Beh, malgrado tutte queste premesse, malgrado la proposta fosse ghiotta, malgrado le golose ricadute di una partecipazione alla autorevole designazione, la minoranza che non sa essere opposizione ha detto no. E in alcune dichiarazioni, ovviamente protette da ragionevole anonimato, ha rivendicato la solida fermezza del gran rifiuto opposto alla tracotante indole corruttiva della dirigenza del Pd, che alterna carezze e pugni.
Non si sa chi sia peggio.
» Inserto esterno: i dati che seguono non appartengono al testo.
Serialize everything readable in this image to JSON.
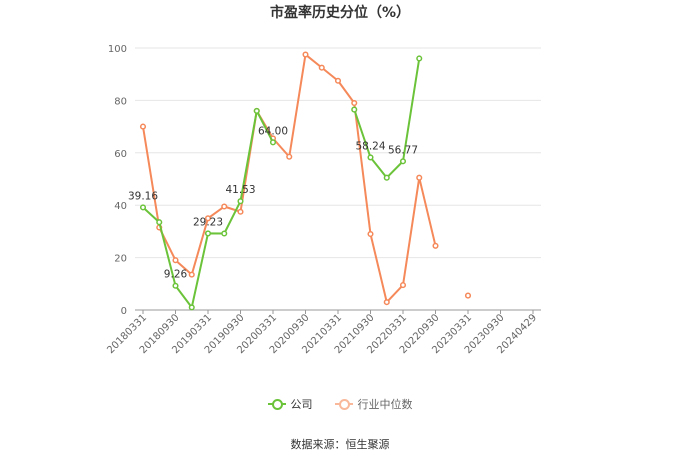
{
  "chart_data": {
    "type": "line",
    "title": "市盈率历史分位（%）",
    "x": [
      "20180331",
      "20180630",
      "20180930",
      "20181231",
      "20190331",
      "20190630",
      "20190930",
      "20191231",
      "20200331",
      "20200630",
      "20200930",
      "20201231",
      "20210331",
      "20210630",
      "20210930",
      "20211231",
      "20220331",
      "20220630",
      "20220930",
      "20221231",
      "20230331",
      "20230630",
      "20230930",
      "20231231",
      "20240429"
    ],
    "x_tick_labels": [
      "20180331",
      "20180930",
      "20190331",
      "20190930",
      "20200331",
      "20200930",
      "20210331",
      "20210930",
      "20220331",
      "20220930",
      "20230331",
      "20230930",
      "20240429"
    ],
    "y_ticks": [
      0,
      20,
      40,
      60,
      80,
      100
    ],
    "ylim": [
      0,
      100
    ],
    "grid": true,
    "legend_position": "bottom",
    "series": [
      {
        "name": "公司",
        "color": "#6bc33a",
        "values": [
          39.16,
          33.5,
          9.26,
          1.0,
          29.23,
          29.2,
          41.53,
          76.0,
          64.0,
          null,
          null,
          null,
          null,
          76.5,
          58.24,
          50.5,
          56.77,
          96.0,
          null,
          null,
          null,
          null,
          null,
          null,
          null
        ]
      },
      {
        "name": "行业中位数",
        "color": "#f5895a",
        "values": [
          70.0,
          31.5,
          19.0,
          13.5,
          35.0,
          39.5,
          37.5,
          76.0,
          65.5,
          58.5,
          97.5,
          92.5,
          87.5,
          79.0,
          29.0,
          3.0,
          9.5,
          50.5,
          24.5,
          null,
          5.5,
          null,
          null,
          null,
          null
        ]
      }
    ],
    "data_labels": [
      {
        "series": 0,
        "index": 0,
        "text": "39.16"
      },
      {
        "series": 0,
        "index": 2,
        "text": "9.26"
      },
      {
        "series": 0,
        "index": 4,
        "text": "29.23"
      },
      {
        "series": 0,
        "index": 6,
        "text": "41.53"
      },
      {
        "series": 0,
        "index": 8,
        "text": "64.00"
      },
      {
        "series": 0,
        "index": 14,
        "text": "58.24"
      },
      {
        "series": 0,
        "index": 16,
        "text": "56.77"
      }
    ]
  },
  "legend": {
    "company": {
      "label": "公司",
      "color": "#6bc33a"
    },
    "industry": {
      "label": "行业中位数",
      "color": "#f5895a"
    }
  },
  "source": "数据来源：恒生聚源"
}
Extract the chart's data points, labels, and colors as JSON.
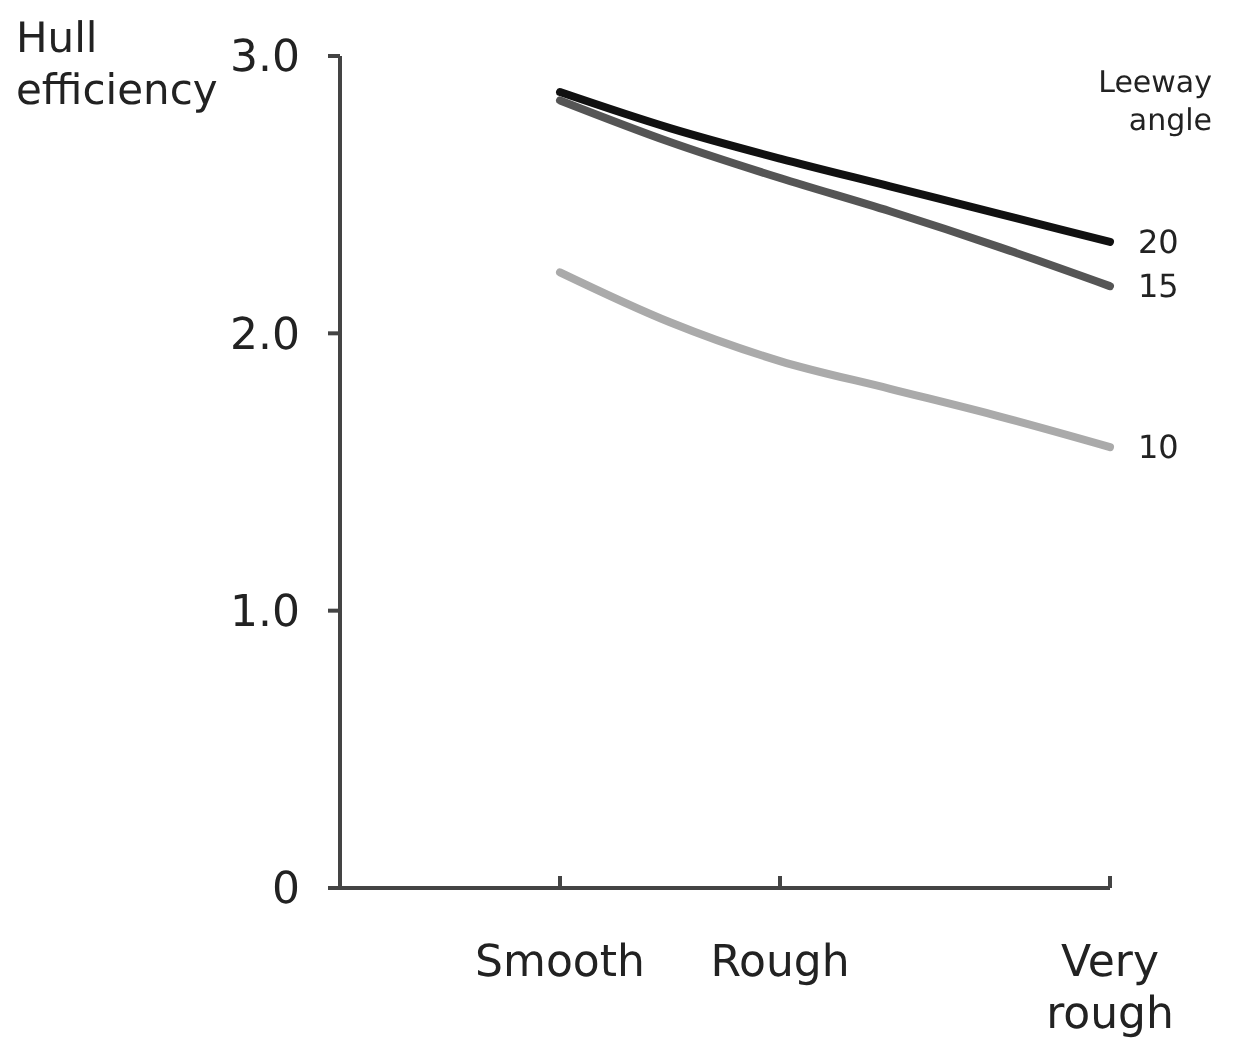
{
  "chart_data": {
    "type": "line",
    "ylabel": "Hull efficiency",
    "legend_title": "Leeway angle",
    "categories": [
      null,
      null,
      "Smooth",
      null,
      "Rough",
      null,
      null,
      "Very rough"
    ],
    "ylim": [
      0,
      3.0
    ],
    "yticks": [
      {
        "value": 0,
        "label": "0"
      },
      {
        "value": 1,
        "label": "1.0"
      },
      {
        "value": 2,
        "label": "2.0"
      },
      {
        "value": 3,
        "label": "3.0"
      }
    ],
    "grid": false,
    "legend": "right",
    "marker": "none",
    "line_style": "solid",
    "series": [
      {
        "name": "20",
        "color": "#111111",
        "values": [
          null,
          null,
          2.87,
          2.74,
          2.63,
          2.53,
          2.43,
          2.33
        ]
      },
      {
        "name": "15",
        "color": "#555555",
        "values": [
          null,
          null,
          2.84,
          2.69,
          2.56,
          2.44,
          2.31,
          2.17
        ]
      },
      {
        "name": "10",
        "color": "#aaaaaa",
        "values": [
          null,
          null,
          2.22,
          2.04,
          1.9,
          1.8,
          1.7,
          1.59
        ]
      }
    ]
  }
}
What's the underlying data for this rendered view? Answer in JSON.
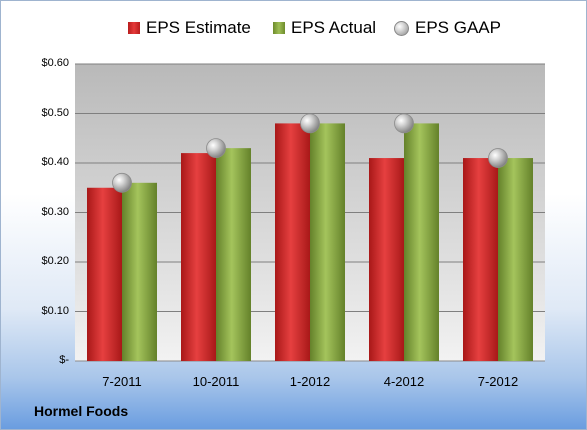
{
  "footer": {
    "company": "Hormel Foods"
  },
  "legend": [
    {
      "label": "EPS Estimate",
      "marker": "red-bar"
    },
    {
      "label": "EPS Actual",
      "marker": "green-bar"
    },
    {
      "label": "EPS GAAP",
      "marker": "grey-ball"
    }
  ],
  "chart_data": {
    "type": "bar",
    "categories": [
      "7-2011",
      "10-2011",
      "1-2012",
      "4-2012",
      "7-2012"
    ],
    "series": [
      {
        "name": "EPS Estimate",
        "type": "bar",
        "color": "#d42a2a",
        "values": [
          0.35,
          0.42,
          0.48,
          0.41,
          0.41
        ]
      },
      {
        "name": "EPS Actual",
        "type": "bar",
        "color": "#8db047",
        "values": [
          0.36,
          0.43,
          0.48,
          0.48,
          0.41
        ]
      },
      {
        "name": "EPS GAAP",
        "type": "marker",
        "color": "#b0b0b0",
        "values": [
          0.36,
          0.43,
          0.48,
          0.48,
          0.41
        ]
      }
    ],
    "ylim": [
      0,
      0.6
    ],
    "yticks": [
      0,
      0.1,
      0.2,
      0.3,
      0.4,
      0.5,
      0.6
    ],
    "ytick_labels": [
      "$-",
      "$0.10",
      "$0.20",
      "$0.30",
      "$0.40",
      "$0.50",
      "$0.60"
    ],
    "grid": true,
    "legend_position": "top"
  }
}
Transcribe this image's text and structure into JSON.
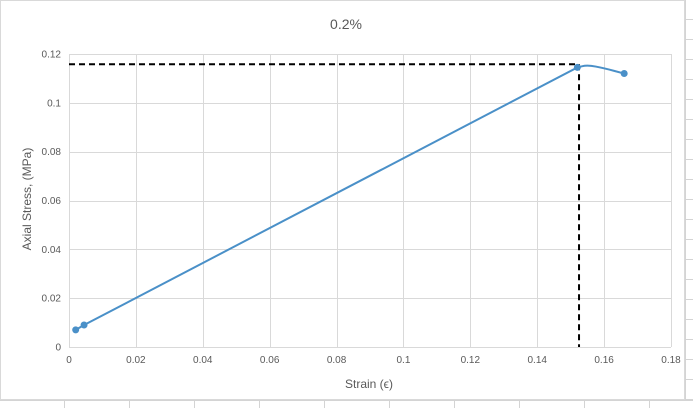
{
  "chart_data": {
    "type": "scatter",
    "title": "0.2%",
    "xlabel": "Strain (ϵ)",
    "ylabel": "Axial Stress, (MPa)",
    "xlim": [
      0,
      0.18
    ],
    "ylim": [
      0,
      0.12
    ],
    "x_ticks": [
      0,
      0.02,
      0.04,
      0.06,
      0.08,
      0.1,
      0.12,
      0.14,
      0.16,
      0.18
    ],
    "x_tick_labels": [
      "0",
      "0.02",
      "0.04",
      "0.06",
      "0.08",
      "0.1",
      "0.12",
      "0.14",
      "0.16",
      "0.18"
    ],
    "y_ticks": [
      0,
      0.02,
      0.04,
      0.06,
      0.08,
      0.1,
      0.12
    ],
    "y_tick_labels": [
      "0",
      "0.02",
      "0.04",
      "0.06",
      "0.08",
      "0.1",
      "0.12"
    ],
    "grid": "vertical and horizontal",
    "series": [
      {
        "color": "#4a90c8",
        "markers": true,
        "points": [
          {
            "x": 0.002,
            "y": 0.007
          },
          {
            "x": 0.0045,
            "y": 0.009
          },
          {
            "x": 0.152,
            "y": 0.1145
          },
          {
            "x": 0.166,
            "y": 0.112
          }
        ],
        "curve": [
          {
            "x": 0.002,
            "y": 0.007
          },
          {
            "x": 0.0045,
            "y": 0.009
          },
          {
            "x": 0.152,
            "y": 0.1145
          },
          {
            "x": 0.155,
            "y": 0.1155
          },
          {
            "x": 0.16,
            "y": 0.1142
          },
          {
            "x": 0.166,
            "y": 0.112
          }
        ]
      }
    ],
    "reference_lines": [
      {
        "style": "dashed",
        "color": "#000000",
        "from": {
          "x": 0,
          "y": 0.1158
        },
        "to": {
          "x": 0.1525,
          "y": 0.1158
        }
      },
      {
        "style": "dashed",
        "color": "#000000",
        "from": {
          "x": 0.1525,
          "y": 0.1158
        },
        "to": {
          "x": 0.1525,
          "y": 0
        }
      }
    ]
  }
}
Se un segretario/presidente e padrino precoce di una famiglia di affini assoggettati e innamorati a un tempo di lui e della posizione che la fidelizzazione assicura, se un gruppo dirigente asservito a una cupola padronale, ma come succede a kapò, maggiordomi e anche lacchè, usi a essere forti coi deboli e deboli coi forti, se un ceto affetto da leaderismo come da incompetenza, approssimazione, ambizione smodata quanto la tenacia con la quale vogliono conservare rendite di posizione e privilegi, raggiunti grazie al cono di luce del piccolo cesare, e ormai dedito a zittire ogni voce critica, comprandola o soffocandola. O invece una minoranza dedita al brontolio sommesso, a forbiti distinguo, a pretese di diversità, a eleganti e motivate proteste che si concludono nella doverosa accettazione, per carità di patria. È che la patria per gli uni e per gli altri è l’unico posto rimasto sicuro, e anche l’unico che non richiede fatica, in un paese senza garanzie e senza lavoro. E’ che negli uni e come negli altri non alberga nemmeno il sospetto, nemmeno il dubbio che possa esistere qualcosa d’altro rispetto alla miseria di pensiero e idee nella quale ci hanno costretto a vivere. Non vogliono neppure misurarsi con l’opportunità, difficile, di assumersi la responsabilità di immaginare altri modelli di vita e altre forme della politica. I pochi discordanti, condannati da sé a non stonare l’inno del regime, fanno finta con loro stessi e con noi che sia l’unica strada, come se la storia non avesse smentito la chance dell’entrismo, come se occasionali riforme non avessero dimostrato l’impossibilità di temperare la ferina potenza del capitalismo, come se il consociativismo non avesse sempre finito per assecondare i rapaci appetiti dello sfruttamento.
E c’è da sospettare che in mancanza della possibilità di perpetuare il disturbo tollerato della mansueta e segreta carica dei 101, preferiscano il riproporsi del voto di fiducia, quello che libera tutti, cui si è costretti a uniformarsi, che tanto l’unica a scandalizzarsi è la Costituzione, quell’avanzo arcaico da stracciare insieme alla democrazia. Perché, purtroppo, quella minoranza è il ritratto degli italiani, che non si scandalizzano più, nemmeno davanti allo specchio.